Anonymous wrote:Are you allowed to transfer from Westfield HS to Chantilly HS without actually moving to an area assigned to Chantilly?
Anonymous wrote:Anonymous wrote:What’s the difference between Chantilly high school and Chantilly academy?
Same location. The academy offers additional vocational and STEM-oriented courses (for example, auto technology, cosmetology, culinary arts, programming, network administration) and is open to students from neighboring schools. Some of the courses offered at the academy like STEM Engineering are also electives at other schools.
Anonymous wrote:Anonymous wrote:More like Chantilly got the STEM academy when Kathy Smith, who lived in the Chantilly district, was on the School Board. You do know how she drove down the FARMS rates at Poplar Tree, her neighborhood school, and tripled them at Virginia Run during her tenure?
In theory, "school choice" sounds like apple pie, but in practice it tends to magnify disparities among schools.

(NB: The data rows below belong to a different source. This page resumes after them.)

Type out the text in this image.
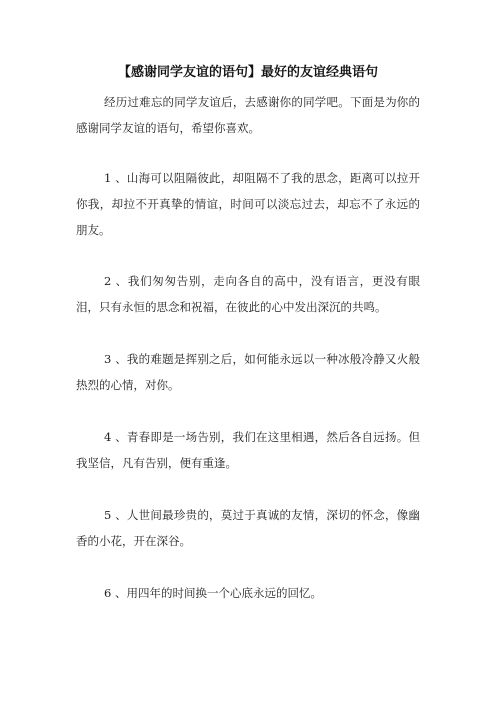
【感谢同学友谊的语句】最好的友谊经典语句

经历过难忘的同学友谊后，去感谢你的同学吧。下面是为你的感谢同学友谊的语句，希望你喜欢。

1 、山海可以阻隔彼此，却阻隔不了我的思念，距离可以拉开你我，却拉不开真挚的情谊，时间可以淡忘过去，却忘不了永远的朋友。

2 、我们匆匆告别，走向各自的高中，没有语言，更没有眼泪，只有永恒的思念和祝福，在彼此的心中发出深沉的共鸣。

3 、我的难题是挥别之后，如何能永远以一种冰般冷静又火般热烈的心情，对你。

4 、青春即是一场告别，我们在这里相遇，然后各自远扬。但我坚信，凡有告别，便有重逢。

5 、人世间最珍贵的，莫过于真诚的友情，深切的怀念，像幽香的小花，开在深谷。

6 、用四年的时间换一个心底永远的回忆。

Did the neighborhood she moved from Poplar Tree also get moved from Chantilly to Westfield?
Anonymous wrote:What’s the difference between Chantilly high school and Chantilly academy?
Anonymous wrote:What’s the difference between Chantilly high school and Chantilly academy?
Anonymous wrote:Anonymous wrote:Anonymous wrote:Another example of parents exploiting pupil placement options in FCPS to engage in demographic arbitrage.
+1. FCPS is full of parents "exploiting" AAP, immersion, magnet ESs, pupil placement for AP, IB, Academy classes, HS foreign language sequence, TJ, etc. to move their child to the school that best meets their individual learning needs and/or interests. How dare these HS parents do Academy, AP/IB etc placement? It should be available to evenyone!! Oh wait. ...
Seriously dude, get a grip. Someone from Westfield pupil places to Chantilly for the Academy. I pupil placed from Chantilly to SLHS in February for IB, and then, once decisions were released, amended that and pupil placed to TJ. All othis is completely legal and above board. It is not like committing residency fraud, etc. If you are against school choice, take it up with the school board.
You sound like a real jerk. Not everyone is equally situated to take advantage of these "choices," and there's nothing wrong with making sure those who do have bona fide reasons.
Anonymous wrote:Anonymous wrote:We have a rising senior at Westfield. Our kid seems to be okay with it, and we have no real complaints. Excellent student, athlete, musician, and enjoys the mix of kids from a lot of backgrounds. His core best friends are still mostly kids he knew from the AAP center middle school. He'd be fine at any of the schools around here. If I could afford to live in the zone, I'd rather send my kids to Chantilly.
IDK how much you paid for your house, but most people are not priced out of Chantilly. We have kids who went Carson / Chantilly for AAP, and I don't think the drop off in house prices is that noticeable when you drive down Centreville Road toward Herndon.
Anonymous wrote:Anonymous wrote:Anonymous wrote:More like Chantilly got the STEM academy when Kathy Smith, who lived in the Chantilly district, was on the School Board. You do know how she drove down the FARMS rates at Poplar Tree, her neighborhood school, and tripled them at Virginia Run during her tenure?
In theory, "school choice" sounds like apple pie, but in practice it tends to magnify disparities among schools.
Did the neighborhood she moved from Poplar Tree also get moved from Chantilly to Westfield?
DP. Yes.
Anonymous wrote:Anonymous wrote:More like Chantilly got the STEM academy when Kathy Smith, who lived in the Chantilly district, was on the School Board. You do know how she drove down the FARMS rates at Poplar Tree, her neighborhood school, and tripled them at Virginia Run during her tenure?
In theory, "school choice" sounds like apple pie, but in practice it tends to magnify disparities among schools.
Did the neighborhood she moved from Poplar Tree also get moved from Chantilly to Westfield?
Anonymous wrote:We have a rising senior at Westfield. Our kid seems to be okay with it, and we have no real complaints. Excellent student, athlete, musician, and enjoys the mix of kids from a lot of backgrounds. His core best friends are still mostly kids he knew from the AAP center middle school. He'd be fine at any of the schools around here. If I could afford to live in the zone, I'd rather send my kids to Chantilly.
Anonymous wrote:More like Chantilly got the STEM academy when Kathy Smith, who lived in the Chantilly district, was on the School Board. You do know how she drove down the FARMS rates at Poplar Tree, her neighborhood school, and tripled them at Virginia Run during her tenure?
In theory, "school choice" sounds like apple pie, but in practice it tends to magnify disparities among schools.